En este marco, ciertos especialistas han comenzado a estudiar no solo el cómo, sino también el cuándo de la solicitud de un aumento. Una de las propuestas más interesantes señala que las 11 de la mañana podría ser un momento particularmente propicio.
La justificación se relaciona con los niveles de cortisol, una hormona asociada con la respuesta al estrés y el estado de alerta del organismo.
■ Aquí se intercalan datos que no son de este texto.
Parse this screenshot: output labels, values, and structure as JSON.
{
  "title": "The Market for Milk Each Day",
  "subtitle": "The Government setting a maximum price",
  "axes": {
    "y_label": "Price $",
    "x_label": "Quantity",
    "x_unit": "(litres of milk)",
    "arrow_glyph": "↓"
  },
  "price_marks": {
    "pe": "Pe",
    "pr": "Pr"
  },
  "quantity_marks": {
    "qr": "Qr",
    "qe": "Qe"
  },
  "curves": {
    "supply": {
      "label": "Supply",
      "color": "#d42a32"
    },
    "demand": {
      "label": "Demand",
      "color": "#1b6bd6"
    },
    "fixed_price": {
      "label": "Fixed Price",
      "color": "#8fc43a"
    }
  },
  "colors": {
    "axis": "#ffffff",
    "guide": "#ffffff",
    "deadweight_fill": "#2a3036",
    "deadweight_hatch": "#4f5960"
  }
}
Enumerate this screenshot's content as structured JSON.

A esa hora, muchas personas ya se han despertado, se encuentran concentradas y poseen la energía necesaria para abordar una conversación delicada, evitando el cansancio habitual de la tarde.
María Naqui, psicóloga y coach profesional, reflexionó sobre esta temática en una publicación de la Universitat Oberta de Catalunya, advirtiendo que, aunque los datos son intrigantes, no deben considerarse una regla estricta.
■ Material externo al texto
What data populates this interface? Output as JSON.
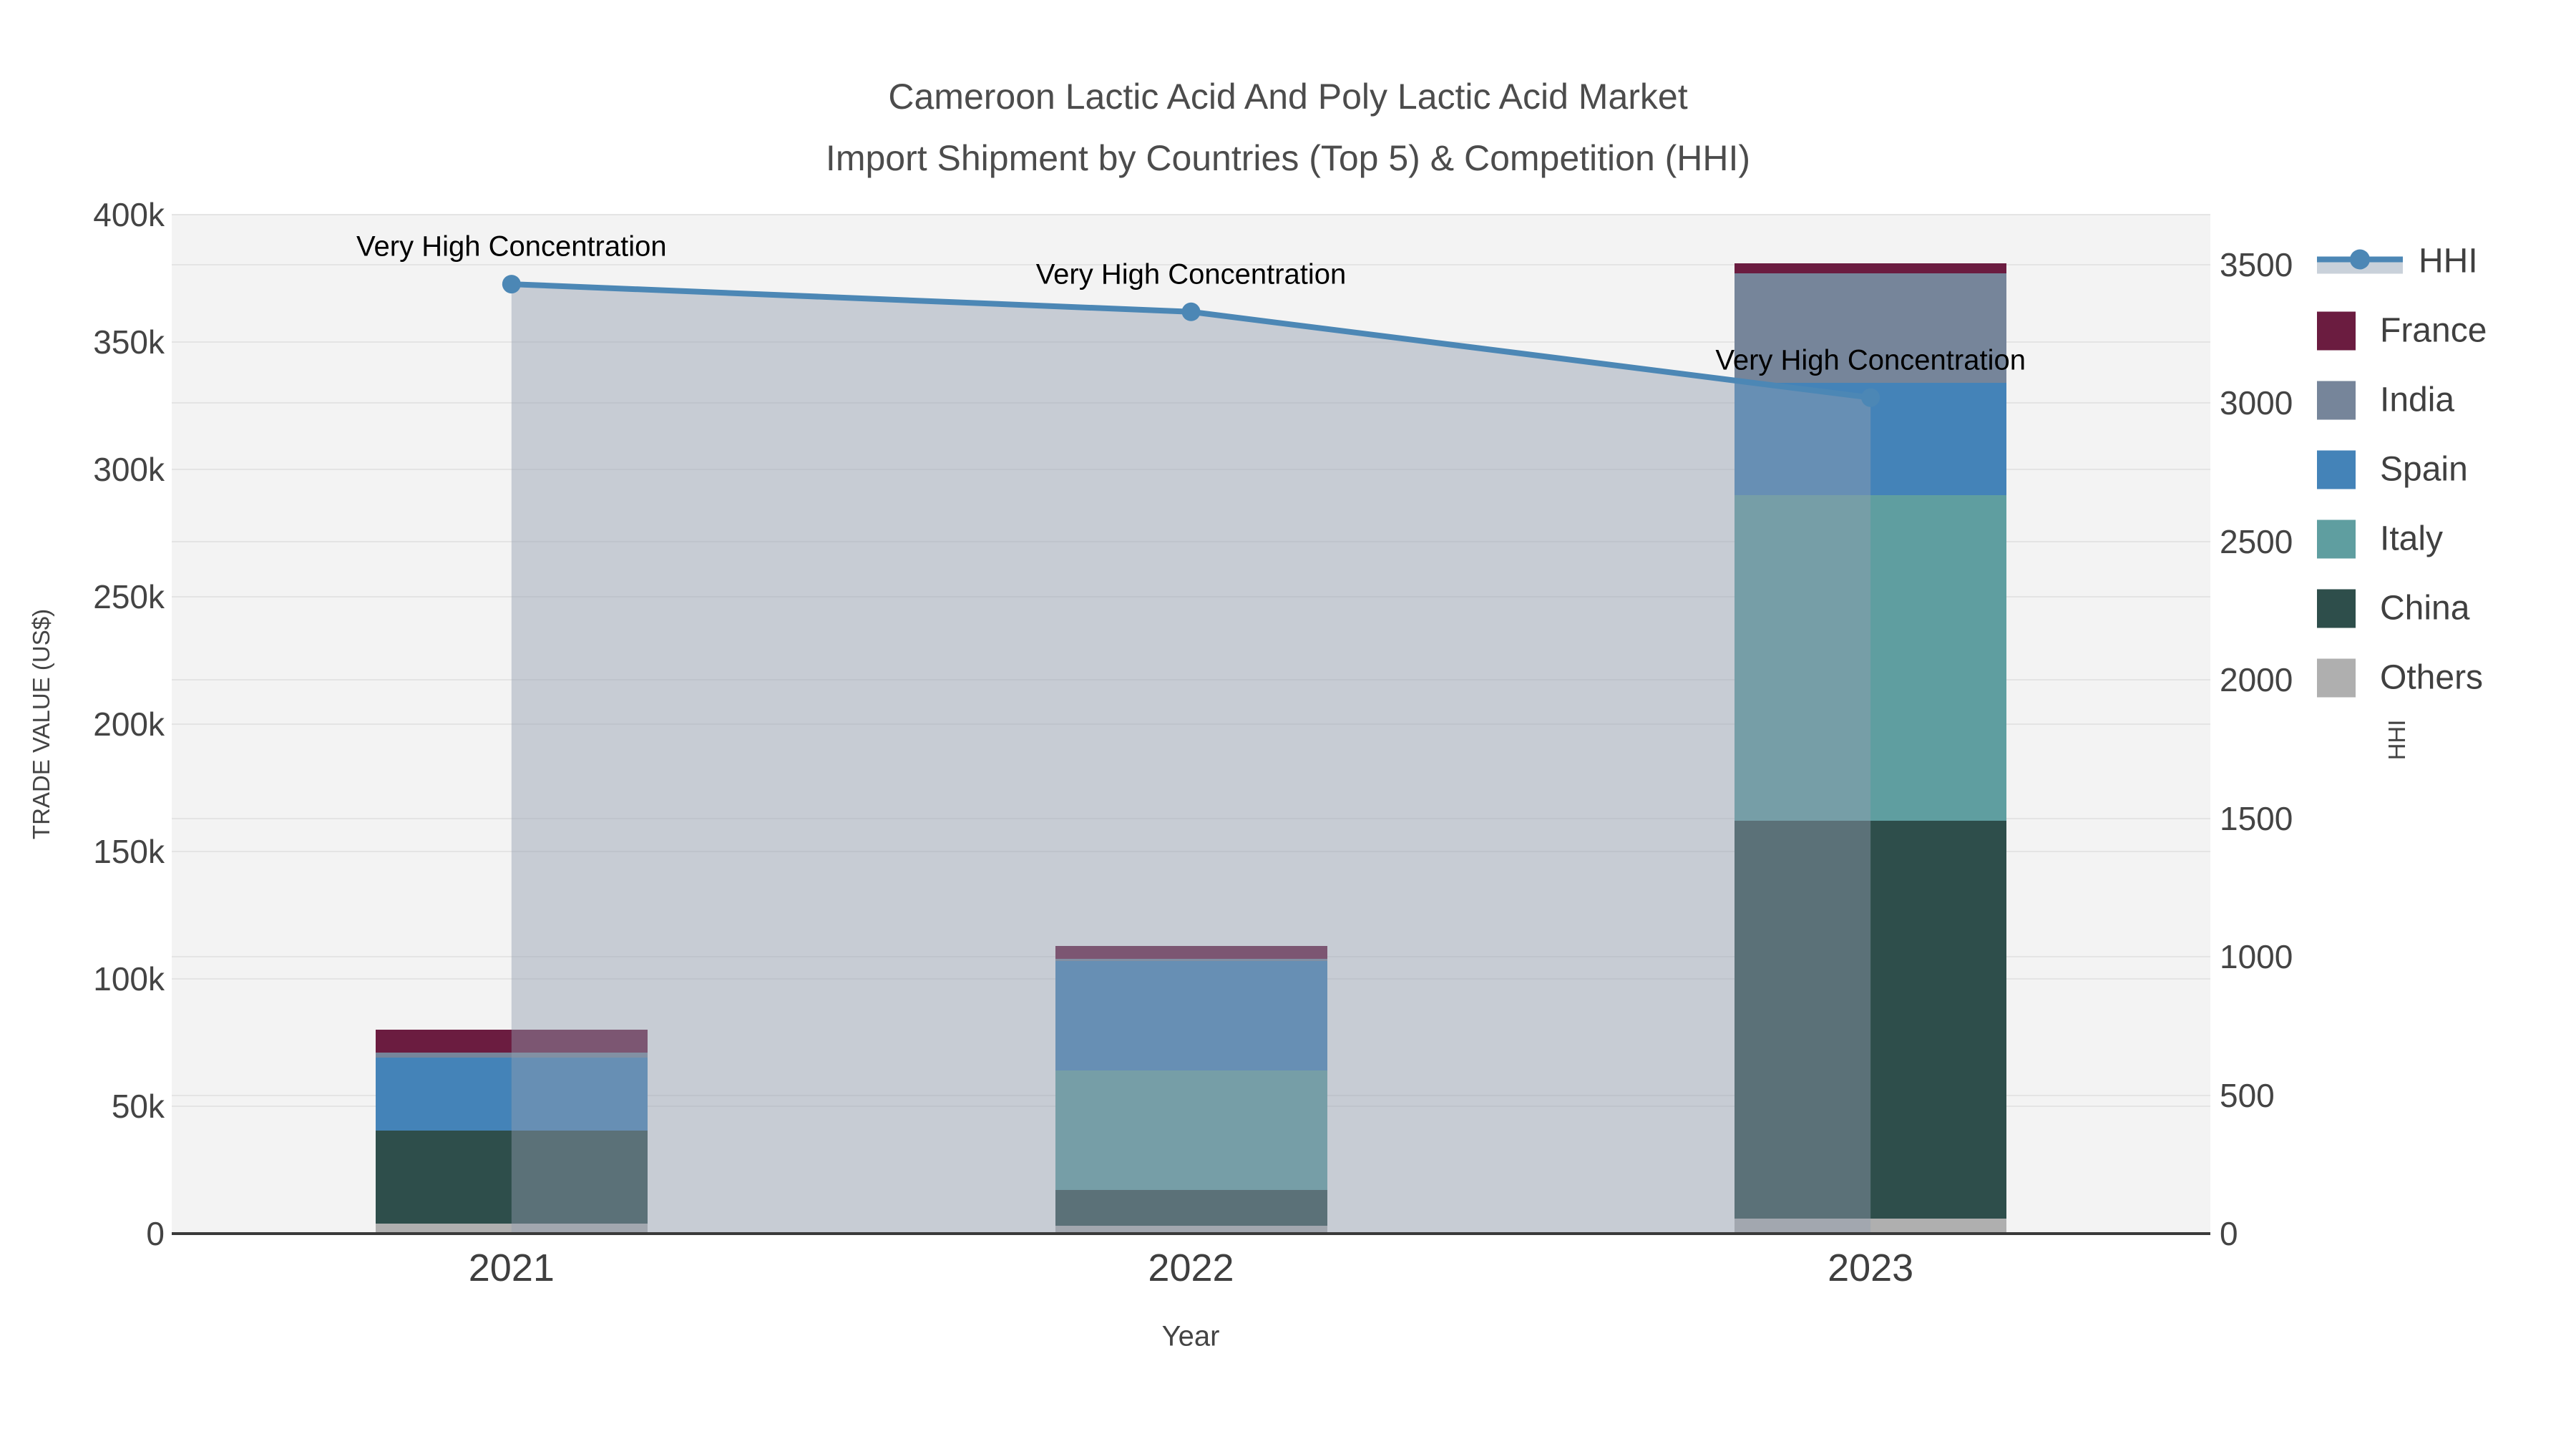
{
  "title": {
    "line1": "Cameroon Lactic Acid And Poly Lactic Acid Market",
    "line2": "Import Shipment by Countries (Top 5) & Competition (HHI)"
  },
  "axes": {
    "left": {
      "title": "TRADE VALUE (US$)",
      "tick_labels": [
        "0",
        "50k",
        "100k",
        "150k",
        "200k",
        "250k",
        "300k",
        "350k",
        "400k"
      ],
      "tick_values": [
        0,
        50000,
        100000,
        150000,
        200000,
        250000,
        300000,
        350000,
        400000
      ]
    },
    "right": {
      "title": "HHI",
      "tick_labels": [
        "0",
        "500",
        "1000",
        "1500",
        "2000",
        "2500",
        "3000",
        "3500"
      ],
      "tick_values": [
        0,
        500,
        1000,
        1500,
        2000,
        2500,
        3000,
        3500
      ]
    },
    "x": {
      "title": "Year",
      "categories": [
        "2021",
        "2022",
        "2023"
      ]
    }
  },
  "legend": {
    "items": [
      {
        "label": "HHI",
        "swatch": "line",
        "color": "#4C87B5",
        "fill_color": "#C9D1DA"
      },
      {
        "label": "France",
        "swatch": "square",
        "color": "#6B1C40"
      },
      {
        "label": "India",
        "swatch": "square",
        "color": "#76859A"
      },
      {
        "label": "Spain",
        "swatch": "square",
        "color": "#4483B8"
      },
      {
        "label": "Italy",
        "swatch": "square",
        "color": "#5F9EA0"
      },
      {
        "label": "China",
        "swatch": "square",
        "color": "#2E4E4B"
      },
      {
        "label": "Others",
        "swatch": "square",
        "color": "#AFAFAF"
      }
    ]
  },
  "chart_data": {
    "type": "combo-stacked-bar-line",
    "title": "Cameroon Lactic Acid And Poly Lactic Acid Market Import Shipment by Countries (Top 5) & Competition (HHI)",
    "xlabel": "Year",
    "ylabel": "TRADE VALUE (US$)",
    "y2label": "HHI",
    "categories": [
      "2021",
      "2022",
      "2023"
    ],
    "ylim": [
      0,
      400000
    ],
    "y2lim": [
      0,
      3680
    ],
    "grid": true,
    "legend_position": "right",
    "series": [
      {
        "name": "Others",
        "color": "#AFAFAF",
        "values": [
          4000,
          3000,
          6000
        ]
      },
      {
        "name": "China",
        "color": "#2E4E4B",
        "values": [
          36500,
          14000,
          156000
        ]
      },
      {
        "name": "Italy",
        "color": "#5F9EA0",
        "values": [
          0,
          47000,
          128000
        ]
      },
      {
        "name": "Spain",
        "color": "#4483B8",
        "values": [
          28500,
          43000,
          44000
        ]
      },
      {
        "name": "India",
        "color": "#76859A",
        "values": [
          2000,
          1000,
          43000
        ]
      },
      {
        "name": "France",
        "color": "#6B1C40",
        "values": [
          9000,
          4800,
          4000
        ]
      }
    ],
    "line_series": {
      "name": "HHI",
      "axis": "right",
      "values": [
        3430,
        3330,
        3020
      ],
      "color": "#4C87B5",
      "area_fill": "rgba(146,158,175,0.45)",
      "point_annotations": [
        "Very High Concentration",
        "Very High Concentration",
        "Very High Concentration"
      ]
    }
  }
}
Por esta razón, más que obsesionarse con el horario exacto, es importante comprender lo que aqueja esa franja horaria. Las 11 de la mañana representa un intervalo en el que la jornada ya ha comenzado, pero no se ha acumulado el desgaste habitual del día.
Es probable que el jefe ya haya atendido asuntos urgentes, el empleado llegue con mayor claridad mental y la discusión tenga más espacio para desarrollarse sin la presión que genera el cierre de tareas. No obstante, si ese momento coincide con una reunión crucial, una crisis interna o un mal anuncio en la empresa, dejará de ser oportuno.
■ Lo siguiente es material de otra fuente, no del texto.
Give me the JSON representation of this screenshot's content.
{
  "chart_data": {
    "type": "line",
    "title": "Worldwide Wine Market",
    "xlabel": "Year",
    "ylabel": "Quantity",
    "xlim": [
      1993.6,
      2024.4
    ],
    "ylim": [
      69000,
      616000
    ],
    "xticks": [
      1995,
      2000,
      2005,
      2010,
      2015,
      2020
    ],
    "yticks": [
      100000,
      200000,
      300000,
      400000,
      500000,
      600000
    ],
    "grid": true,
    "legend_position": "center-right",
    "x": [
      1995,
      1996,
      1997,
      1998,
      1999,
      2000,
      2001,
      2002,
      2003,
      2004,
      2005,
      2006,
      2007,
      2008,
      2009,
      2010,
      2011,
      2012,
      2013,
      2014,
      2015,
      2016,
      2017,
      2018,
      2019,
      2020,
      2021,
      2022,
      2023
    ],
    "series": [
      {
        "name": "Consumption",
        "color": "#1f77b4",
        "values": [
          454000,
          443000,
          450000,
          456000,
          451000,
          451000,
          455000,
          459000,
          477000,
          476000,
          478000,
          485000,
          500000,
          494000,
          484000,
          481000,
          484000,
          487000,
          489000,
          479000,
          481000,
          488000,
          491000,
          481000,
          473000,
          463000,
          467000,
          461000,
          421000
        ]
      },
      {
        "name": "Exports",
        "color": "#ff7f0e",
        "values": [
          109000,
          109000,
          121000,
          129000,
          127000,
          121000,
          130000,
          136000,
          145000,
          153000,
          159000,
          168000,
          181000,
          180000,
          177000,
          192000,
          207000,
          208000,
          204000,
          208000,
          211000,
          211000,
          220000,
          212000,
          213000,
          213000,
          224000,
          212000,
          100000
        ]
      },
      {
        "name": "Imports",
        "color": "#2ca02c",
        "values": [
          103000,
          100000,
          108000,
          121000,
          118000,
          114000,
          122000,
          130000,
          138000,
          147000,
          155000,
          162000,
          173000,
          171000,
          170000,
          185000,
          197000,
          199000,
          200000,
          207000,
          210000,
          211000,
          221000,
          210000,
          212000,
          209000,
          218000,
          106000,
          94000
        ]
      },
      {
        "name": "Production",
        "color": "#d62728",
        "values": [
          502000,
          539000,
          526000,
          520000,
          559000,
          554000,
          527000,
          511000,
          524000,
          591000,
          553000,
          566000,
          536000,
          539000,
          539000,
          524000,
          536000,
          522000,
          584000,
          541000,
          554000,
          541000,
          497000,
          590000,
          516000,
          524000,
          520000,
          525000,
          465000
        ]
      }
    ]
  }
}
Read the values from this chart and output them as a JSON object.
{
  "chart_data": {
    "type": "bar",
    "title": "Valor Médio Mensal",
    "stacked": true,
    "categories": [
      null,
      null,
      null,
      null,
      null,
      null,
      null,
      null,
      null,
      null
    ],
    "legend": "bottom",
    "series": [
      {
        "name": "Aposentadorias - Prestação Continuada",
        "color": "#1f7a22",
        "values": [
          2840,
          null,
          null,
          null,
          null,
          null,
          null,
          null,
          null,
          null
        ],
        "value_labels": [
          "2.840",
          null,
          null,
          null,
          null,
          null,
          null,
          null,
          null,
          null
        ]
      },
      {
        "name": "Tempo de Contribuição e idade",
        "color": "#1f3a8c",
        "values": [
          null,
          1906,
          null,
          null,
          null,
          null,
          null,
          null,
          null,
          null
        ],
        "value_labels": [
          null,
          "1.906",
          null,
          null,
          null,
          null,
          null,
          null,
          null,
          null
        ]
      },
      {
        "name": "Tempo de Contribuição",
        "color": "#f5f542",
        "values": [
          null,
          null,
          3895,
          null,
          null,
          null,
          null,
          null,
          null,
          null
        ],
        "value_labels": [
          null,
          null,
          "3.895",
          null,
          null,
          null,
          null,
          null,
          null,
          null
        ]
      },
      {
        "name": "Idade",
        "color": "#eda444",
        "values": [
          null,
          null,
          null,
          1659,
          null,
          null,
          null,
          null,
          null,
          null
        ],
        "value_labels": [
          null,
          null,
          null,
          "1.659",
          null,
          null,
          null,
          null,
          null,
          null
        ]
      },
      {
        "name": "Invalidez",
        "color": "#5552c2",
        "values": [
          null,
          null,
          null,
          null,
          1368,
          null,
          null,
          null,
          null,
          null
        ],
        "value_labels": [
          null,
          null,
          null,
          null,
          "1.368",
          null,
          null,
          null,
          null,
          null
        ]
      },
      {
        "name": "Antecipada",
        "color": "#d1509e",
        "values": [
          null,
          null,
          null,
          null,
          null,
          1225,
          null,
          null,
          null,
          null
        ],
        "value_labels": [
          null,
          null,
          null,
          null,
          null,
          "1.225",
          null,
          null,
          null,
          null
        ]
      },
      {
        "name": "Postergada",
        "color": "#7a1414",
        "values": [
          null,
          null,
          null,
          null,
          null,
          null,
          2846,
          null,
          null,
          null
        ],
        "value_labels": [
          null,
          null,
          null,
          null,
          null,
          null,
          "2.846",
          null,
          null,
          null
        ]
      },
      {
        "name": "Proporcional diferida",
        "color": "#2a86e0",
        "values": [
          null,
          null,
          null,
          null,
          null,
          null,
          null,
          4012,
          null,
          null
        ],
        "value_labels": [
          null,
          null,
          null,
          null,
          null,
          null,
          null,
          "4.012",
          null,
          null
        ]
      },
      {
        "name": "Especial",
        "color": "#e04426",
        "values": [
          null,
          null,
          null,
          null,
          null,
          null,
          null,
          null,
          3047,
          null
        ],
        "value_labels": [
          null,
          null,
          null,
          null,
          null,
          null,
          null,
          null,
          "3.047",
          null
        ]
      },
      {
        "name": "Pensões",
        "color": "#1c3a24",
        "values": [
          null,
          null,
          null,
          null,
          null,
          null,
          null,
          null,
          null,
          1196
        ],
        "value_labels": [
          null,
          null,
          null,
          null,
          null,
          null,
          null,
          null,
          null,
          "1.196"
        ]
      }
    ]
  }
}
Además del momento específico, enero es visto como un mes favorable para solicitar mejoras salariales. Esto se debe a que en muchas compañías se llevan a cabo revisiones de presupuestos, objetivos y proyecciones para el nuevo año.
Cuando una empresa está cerrando balances y planificando recursos, es un período más propicio para presentar los logros obtenidos y las expectativas de futuro.
La profesora Marta Calderero, colaboradora de los Estudios de Psicología y Ciencias de la Educación de la UOC, también destacó otro aspecto fundamental. Antes de solicitar un aumento, es vital evaluar el estado emocional propio y el de la persona que tomará la decisión.
Abordar la conversación desde la ira, la ansiedad o la frustración puede resultar en un tono pasivo o agresivo. Por el contrario, una preparación tranquila favorece la asertividad, la claridad en los argumentos y la capacidad de mantener la conversación sin perder el control.
Una técnica útil para estructurar la solicitud es la técnica DESC, que consiste en describir la situación, expresar cómo nos sentimos, proponer una solución y detallar las consecuencias positivas de ese cambio.
En el contexto salarial, esto implica señalar con precisión qué responsabilidades se han asumido, qué resultados se han alcanzado, por qué la remuneración actual ya no es adecuada, qué ajuste se solicita y cómo dicho reconocimiento puede influir en la motivación, la continuidad y el compromiso con la empresa.
Finalmente, es crucial concluir la conversación de manera profesional. María Naqui aconseja mantener la calma, aceptar la respuesta inicial y dejar la puerta abierta para futuras discusiones si en ese momento no se logra el aumento.